In fairness, the desultory record of the African nations has been matched by the African policies of the Western democracies, including the United States. Washington was the driving force behind an economic reform program developed in the U.N. General Assembly. More than 20 nations adopted the new programs, usually at great political cost, only to discover that the Americans had decided not to provide the aid that had been promised as a reward for the reforms. Congress found it cheaper to impose sanctions on South Africa than to provide adequate development assistance to struggling nations. Nor has nation-building been easy in the wake of colonialism. So American officials have justified their generous and forgiving relationship with Mobutu for the reason that a united and relatively stable Zaire was worth the cost of corruption. That same argument has been made in overlooking the abuses of the late Jomo Kenyatta and now Daniel Arap Moi in Kenya.

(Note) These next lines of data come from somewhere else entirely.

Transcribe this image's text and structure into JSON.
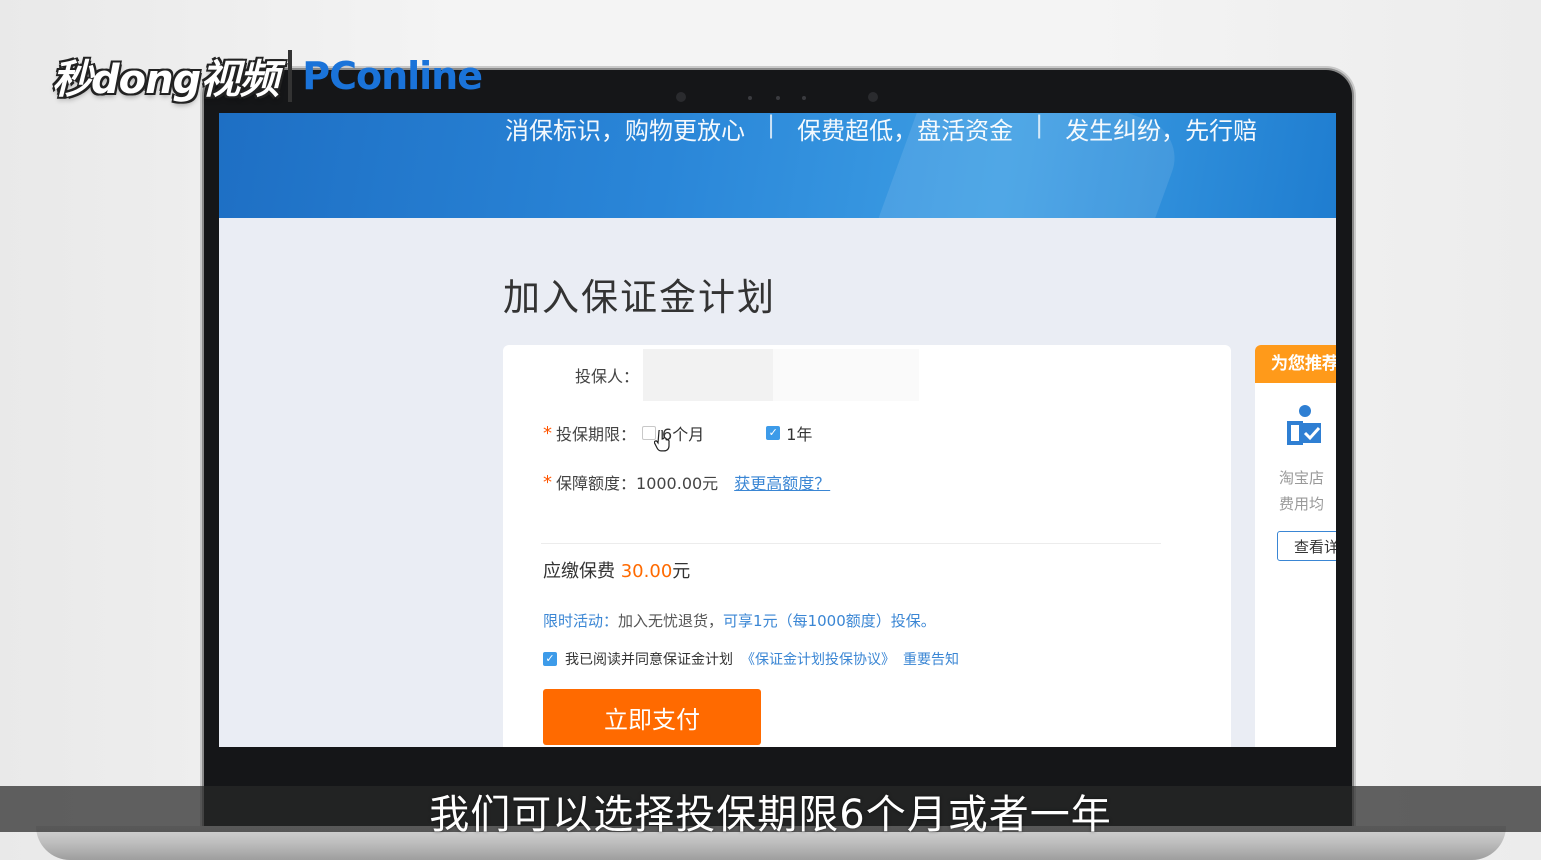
{
  "watermark": {
    "left": "秒dong视频",
    "right": "PConline"
  },
  "banner": {
    "slogans": [
      "消保标识，购物更放心",
      "保费超低，盘活资金",
      "发生纠纷，先行赔"
    ]
  },
  "page": {
    "title": "加入保证金计划"
  },
  "form": {
    "insured_label": "投保人：",
    "insured_value": "",
    "period_label": "投保期限：",
    "period_options": [
      {
        "label": "6个月",
        "checked": false
      },
      {
        "label": "1年",
        "checked": true
      }
    ],
    "coverage_label": "保障额度：",
    "coverage_value": "1000.00元",
    "coverage_link": "获更高额度？",
    "fee_label": "应缴保费",
    "fee_amount": "30.00",
    "fee_unit": "元",
    "promo_prefix": "限时活动：",
    "promo_mid": "加入无忧退货，",
    "promo_suffix": "可享1元（每1000额度）投保。",
    "agree_checked": true,
    "agree_text": "我已阅读并同意保证金计划",
    "agreement_link": "《保证金计划投保协议》",
    "notice_link": "重要告知",
    "pay_button": "立即支付"
  },
  "recommend": {
    "header": "为您推荐",
    "text_line1": "淘宝店",
    "text_line2": "费用均",
    "button": "查看详"
  },
  "subtitle": "我们可以选择投保期限6个月或者一年",
  "colors": {
    "accent_orange": "#ff6a00",
    "link_blue": "#3a86d4",
    "banner_blue": "#2a86d8",
    "recommend_orange": "#ff9a1a"
  }
}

If Pretoria succeeds in its struggle for a peaceful transition to democracy, it will be a model for the people of Africa as striking, tempting and attractive as anything that has happened recently in Eastern Europe. But it is by no means certain that African governments, too long settled into the comfort of rule by edict and bribery, will respond. Nor is there any promise that those responding will receive the required resources from the world’s democracies, especially now that they seem more motivated to support Eastern Europe’s new interest in market-driven economies.

The West is rushing to provide aid to Eastern Europe to encourage and advance the democratic revolution. The need is no less in Africa. Change in South Africa already is inspiring demands for change throughout Africa. But that change will be fragile and inconclusive at best unless matched by resources to accelerate development.